There are two important things that can prevent or delay an eviction lawsuit filed in response to pandemic-related rent debt:

  1. Before the court issues a summons, the landlord must attest to having applied to the government’s rent-assistance program to be reimbursed for what the tenant owes, and that either the application has been denied or the tenant has neglected to fill out the appropriate portion of it for at least 15 business days. This means that if the landlord had not applied for rent assistance by Oct. 1, they could not start the eviction process until mid-month at the soonest.
  2. At any time, right up until Sheriff’s deputies start the removal process, the tenant can stop it by showing the court proof that the state has approved the application for rent assistance.
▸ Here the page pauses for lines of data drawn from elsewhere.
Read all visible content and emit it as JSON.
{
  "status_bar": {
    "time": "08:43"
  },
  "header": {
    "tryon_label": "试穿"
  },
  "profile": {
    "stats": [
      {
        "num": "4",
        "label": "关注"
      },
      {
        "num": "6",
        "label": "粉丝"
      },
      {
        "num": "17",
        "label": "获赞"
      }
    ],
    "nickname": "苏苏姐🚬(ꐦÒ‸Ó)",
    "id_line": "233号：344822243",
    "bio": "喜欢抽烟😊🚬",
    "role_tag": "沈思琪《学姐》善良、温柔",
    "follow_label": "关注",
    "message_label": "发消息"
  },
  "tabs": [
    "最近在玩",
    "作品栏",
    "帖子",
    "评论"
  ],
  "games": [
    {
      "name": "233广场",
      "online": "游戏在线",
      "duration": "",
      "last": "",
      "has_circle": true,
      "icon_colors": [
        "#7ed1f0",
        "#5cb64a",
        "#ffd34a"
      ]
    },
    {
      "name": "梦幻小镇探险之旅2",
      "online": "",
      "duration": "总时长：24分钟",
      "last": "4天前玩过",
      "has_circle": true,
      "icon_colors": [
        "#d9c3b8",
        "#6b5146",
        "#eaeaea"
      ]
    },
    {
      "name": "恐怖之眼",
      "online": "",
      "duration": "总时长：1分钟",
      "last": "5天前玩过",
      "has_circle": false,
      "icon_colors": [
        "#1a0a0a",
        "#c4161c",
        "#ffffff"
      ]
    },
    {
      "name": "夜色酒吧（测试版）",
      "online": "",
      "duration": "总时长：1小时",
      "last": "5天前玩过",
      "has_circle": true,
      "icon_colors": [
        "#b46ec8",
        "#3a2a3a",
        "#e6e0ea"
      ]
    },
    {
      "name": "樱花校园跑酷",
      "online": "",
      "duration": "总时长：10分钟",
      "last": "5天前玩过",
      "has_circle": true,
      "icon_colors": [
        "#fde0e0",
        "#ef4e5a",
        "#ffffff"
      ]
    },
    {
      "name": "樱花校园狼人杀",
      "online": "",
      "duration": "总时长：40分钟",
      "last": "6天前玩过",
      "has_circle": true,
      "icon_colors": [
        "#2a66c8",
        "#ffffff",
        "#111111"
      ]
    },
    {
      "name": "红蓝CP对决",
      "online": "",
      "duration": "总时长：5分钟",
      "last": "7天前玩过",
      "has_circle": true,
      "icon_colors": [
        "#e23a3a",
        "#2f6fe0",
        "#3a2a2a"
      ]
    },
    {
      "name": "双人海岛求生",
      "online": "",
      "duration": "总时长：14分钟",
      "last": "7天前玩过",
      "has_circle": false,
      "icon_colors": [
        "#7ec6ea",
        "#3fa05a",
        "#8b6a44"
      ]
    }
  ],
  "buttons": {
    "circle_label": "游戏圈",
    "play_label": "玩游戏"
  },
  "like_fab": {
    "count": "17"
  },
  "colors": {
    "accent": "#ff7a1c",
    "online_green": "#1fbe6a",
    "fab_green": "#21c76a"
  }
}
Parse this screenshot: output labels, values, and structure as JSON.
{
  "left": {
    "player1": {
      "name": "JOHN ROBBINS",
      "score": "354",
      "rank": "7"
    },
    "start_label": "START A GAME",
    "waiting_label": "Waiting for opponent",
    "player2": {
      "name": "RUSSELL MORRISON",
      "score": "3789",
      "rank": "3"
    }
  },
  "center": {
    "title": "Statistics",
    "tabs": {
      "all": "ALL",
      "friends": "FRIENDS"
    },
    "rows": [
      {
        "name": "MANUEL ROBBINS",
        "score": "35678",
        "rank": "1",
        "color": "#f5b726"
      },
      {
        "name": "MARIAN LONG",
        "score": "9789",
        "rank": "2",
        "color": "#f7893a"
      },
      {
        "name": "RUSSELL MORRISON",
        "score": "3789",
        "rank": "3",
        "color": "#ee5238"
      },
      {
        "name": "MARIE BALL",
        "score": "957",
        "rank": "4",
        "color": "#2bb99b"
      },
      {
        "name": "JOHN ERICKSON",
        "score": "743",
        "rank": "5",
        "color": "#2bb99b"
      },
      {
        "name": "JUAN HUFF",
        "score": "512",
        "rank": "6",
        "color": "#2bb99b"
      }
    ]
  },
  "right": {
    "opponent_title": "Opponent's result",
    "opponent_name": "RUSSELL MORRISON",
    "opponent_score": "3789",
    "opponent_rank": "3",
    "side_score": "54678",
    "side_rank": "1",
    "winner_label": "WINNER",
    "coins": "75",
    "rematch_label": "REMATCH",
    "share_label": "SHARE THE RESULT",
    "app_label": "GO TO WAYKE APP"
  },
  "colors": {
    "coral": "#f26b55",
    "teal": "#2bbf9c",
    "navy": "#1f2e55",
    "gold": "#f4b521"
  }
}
“If she applies, she’s not protected during the window between applying and approval,” Prochovnick said, referring to a hypothetical tenant. “So that’s when she — with the help of people like me who defend evictions — we’re going to need to drag our feet to slow the process down so that it doesn’t throw her out before she gets approved.”

These procedural protections will likely buffer the coming eviction wave, Prochovnick said, causing it to gradually swell instead of overwhelming renters all at once.

“It’s not going to be a tsunami,” Prochovnick said. “And because of that, I think that our right to counsel system is going to be able to absorb it and handle it. We will be busy, continuously busy, but I think we could keep up.”